I toted vases of grape canes from our vineyard, blossom-laden branches from our orchard, and some baby grape plants nurtured over the winter in our greenhouse.

Ann had baskets of fresh herbs and vegetables, and two of her chickens.

Anne shows a fresh sprig of parsley from Grassy Treeland Farm
All through the morning, classes of kindergartners through second graders made their way to the gym for their assembly period.

Ann and I were peppered with excellent questions.

Photos courtesy of Canton City School District

Ann talked about how small organic farmers grow very healthy and chemical-free produce, available for purchase at local farmers markets.

She explained that the chickens not only provide fresh eggs, but help to fertilize the vegetable fields, and consume any produce that may be past its prime for human consumption.

The chickens may have been a little nervous...
I talked about how fruit is grown, and all the many colors and varieties of grapes that can be grown right here in Canton, Ohio.

I have to confess, I was a little nervous, at first, about sharing a stage with chickens!

I wasn't sure how the kids would respond to vases of grape canes and tiny potted grape plants, newly leafed out.

I shouldn't have worried.

The kids seemed to love hearing a little about what happens at the only working farm in their own hometown, and seemed just as enthusiastic as I am about the miracle of newly emerged grape leaves, and the beauty of an apple tree branch decked out in blossoms.
The kids did a great job with their farmer outfits...
Even the plastic grapes I brought to represent the varied colors and flavors of grapes that can be grown right here in Canton (stand ins for the real ones that won't show their color until August) elicited some great questions and conversation. did many of their teachers.
Energized by my visit, I wasn't quite ready for it to be over. 

After Ann and I loaded up our props, and I said goodbye to the chickens, I strolled around the neighborhood for a bit. 

The bright May sun illuminated streets of red Canton paving bricks. 

I paused to appreciate some Bartlett pear trees on the schooolhouse lawn, dripping with extravagant blossoms. 

Somehow I'd missed them on the way in (nervous about the chickens, I suppose.)
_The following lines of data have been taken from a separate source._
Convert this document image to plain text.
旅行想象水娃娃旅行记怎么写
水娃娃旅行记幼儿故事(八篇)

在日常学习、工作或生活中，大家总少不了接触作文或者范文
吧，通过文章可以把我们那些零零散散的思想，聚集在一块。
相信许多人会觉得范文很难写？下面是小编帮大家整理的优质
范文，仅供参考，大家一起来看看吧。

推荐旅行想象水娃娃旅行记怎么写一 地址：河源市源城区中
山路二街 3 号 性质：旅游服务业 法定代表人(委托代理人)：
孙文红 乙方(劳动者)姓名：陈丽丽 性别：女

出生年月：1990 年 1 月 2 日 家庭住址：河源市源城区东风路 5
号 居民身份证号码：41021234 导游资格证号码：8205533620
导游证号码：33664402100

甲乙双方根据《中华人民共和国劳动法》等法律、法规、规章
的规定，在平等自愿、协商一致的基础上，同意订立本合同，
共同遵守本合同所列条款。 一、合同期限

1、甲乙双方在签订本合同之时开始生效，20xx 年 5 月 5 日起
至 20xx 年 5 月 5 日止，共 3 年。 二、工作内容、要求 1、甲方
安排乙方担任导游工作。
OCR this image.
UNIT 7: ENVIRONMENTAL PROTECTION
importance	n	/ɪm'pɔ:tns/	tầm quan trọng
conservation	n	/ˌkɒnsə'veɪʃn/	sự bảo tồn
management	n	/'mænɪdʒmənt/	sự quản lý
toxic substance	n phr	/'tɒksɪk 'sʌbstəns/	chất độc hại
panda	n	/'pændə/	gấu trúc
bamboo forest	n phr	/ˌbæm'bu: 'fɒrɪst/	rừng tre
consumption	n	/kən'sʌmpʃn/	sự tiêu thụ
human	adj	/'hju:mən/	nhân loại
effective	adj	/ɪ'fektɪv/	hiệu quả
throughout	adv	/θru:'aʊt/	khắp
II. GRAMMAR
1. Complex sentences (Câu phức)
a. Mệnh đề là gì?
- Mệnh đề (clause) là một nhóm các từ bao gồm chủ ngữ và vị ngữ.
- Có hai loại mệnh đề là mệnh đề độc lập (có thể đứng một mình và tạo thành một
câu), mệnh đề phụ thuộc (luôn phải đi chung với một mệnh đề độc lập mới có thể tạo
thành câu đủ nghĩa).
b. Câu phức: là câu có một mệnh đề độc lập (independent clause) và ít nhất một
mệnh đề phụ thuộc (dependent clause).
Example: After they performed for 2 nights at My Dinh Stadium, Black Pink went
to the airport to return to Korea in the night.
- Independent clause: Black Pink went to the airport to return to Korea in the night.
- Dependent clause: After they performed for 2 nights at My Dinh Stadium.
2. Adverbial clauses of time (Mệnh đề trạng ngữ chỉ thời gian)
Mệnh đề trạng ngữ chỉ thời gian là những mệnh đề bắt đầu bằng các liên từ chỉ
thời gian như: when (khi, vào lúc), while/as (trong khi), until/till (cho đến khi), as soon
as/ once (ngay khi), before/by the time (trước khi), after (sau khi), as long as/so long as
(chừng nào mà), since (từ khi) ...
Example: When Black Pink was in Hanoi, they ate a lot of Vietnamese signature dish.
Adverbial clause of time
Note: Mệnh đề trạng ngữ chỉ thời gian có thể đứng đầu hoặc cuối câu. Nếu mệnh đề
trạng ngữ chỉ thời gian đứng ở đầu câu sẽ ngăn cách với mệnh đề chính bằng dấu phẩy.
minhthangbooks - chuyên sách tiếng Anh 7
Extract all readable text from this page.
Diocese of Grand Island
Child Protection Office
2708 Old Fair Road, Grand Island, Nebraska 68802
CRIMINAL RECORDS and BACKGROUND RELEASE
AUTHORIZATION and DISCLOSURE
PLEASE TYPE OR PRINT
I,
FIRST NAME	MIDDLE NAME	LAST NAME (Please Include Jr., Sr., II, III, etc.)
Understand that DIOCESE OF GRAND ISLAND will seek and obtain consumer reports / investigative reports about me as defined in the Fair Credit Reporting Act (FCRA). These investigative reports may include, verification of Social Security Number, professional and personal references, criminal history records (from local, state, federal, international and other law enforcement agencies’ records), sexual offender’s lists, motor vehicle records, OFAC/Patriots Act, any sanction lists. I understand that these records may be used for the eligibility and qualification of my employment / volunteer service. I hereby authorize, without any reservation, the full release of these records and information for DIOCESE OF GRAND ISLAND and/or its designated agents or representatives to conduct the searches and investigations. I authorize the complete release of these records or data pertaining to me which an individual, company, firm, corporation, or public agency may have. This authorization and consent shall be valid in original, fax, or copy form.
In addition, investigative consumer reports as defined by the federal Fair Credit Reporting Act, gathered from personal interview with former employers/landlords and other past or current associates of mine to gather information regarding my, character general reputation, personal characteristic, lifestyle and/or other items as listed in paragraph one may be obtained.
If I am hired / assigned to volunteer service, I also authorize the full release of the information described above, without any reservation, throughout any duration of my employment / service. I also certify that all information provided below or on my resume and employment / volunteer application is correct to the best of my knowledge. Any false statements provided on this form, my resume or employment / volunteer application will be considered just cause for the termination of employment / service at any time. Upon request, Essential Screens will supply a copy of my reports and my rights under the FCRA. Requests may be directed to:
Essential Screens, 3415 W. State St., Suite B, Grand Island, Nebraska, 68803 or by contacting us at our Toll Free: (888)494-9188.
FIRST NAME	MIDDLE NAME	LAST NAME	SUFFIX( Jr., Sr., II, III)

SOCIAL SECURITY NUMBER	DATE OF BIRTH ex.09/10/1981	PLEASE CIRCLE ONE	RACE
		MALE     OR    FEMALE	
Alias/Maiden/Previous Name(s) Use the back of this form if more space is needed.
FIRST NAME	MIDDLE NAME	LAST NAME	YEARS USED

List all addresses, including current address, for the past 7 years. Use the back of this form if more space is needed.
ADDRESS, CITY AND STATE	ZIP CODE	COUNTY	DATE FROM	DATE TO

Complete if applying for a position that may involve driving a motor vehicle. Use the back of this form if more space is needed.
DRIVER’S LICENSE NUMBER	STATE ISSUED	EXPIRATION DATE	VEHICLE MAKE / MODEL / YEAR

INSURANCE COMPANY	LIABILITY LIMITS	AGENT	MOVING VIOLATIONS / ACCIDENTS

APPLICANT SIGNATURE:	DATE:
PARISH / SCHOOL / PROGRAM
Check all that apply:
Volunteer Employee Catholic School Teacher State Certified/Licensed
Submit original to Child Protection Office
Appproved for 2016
Pear blossoms on the McGregor School lawn.
Looking at the school, and thinking about the creative, energetic teachers I had just met, I couldn't help but think our old farm in Canton isn't the only parcel in the city that glows with the radiance of decades of nurture and care. 

I farm. 

They teach. 

It never occurred to me until this bright sunny first day of May, how similar our vocations really are, and how much like a farm a school really is.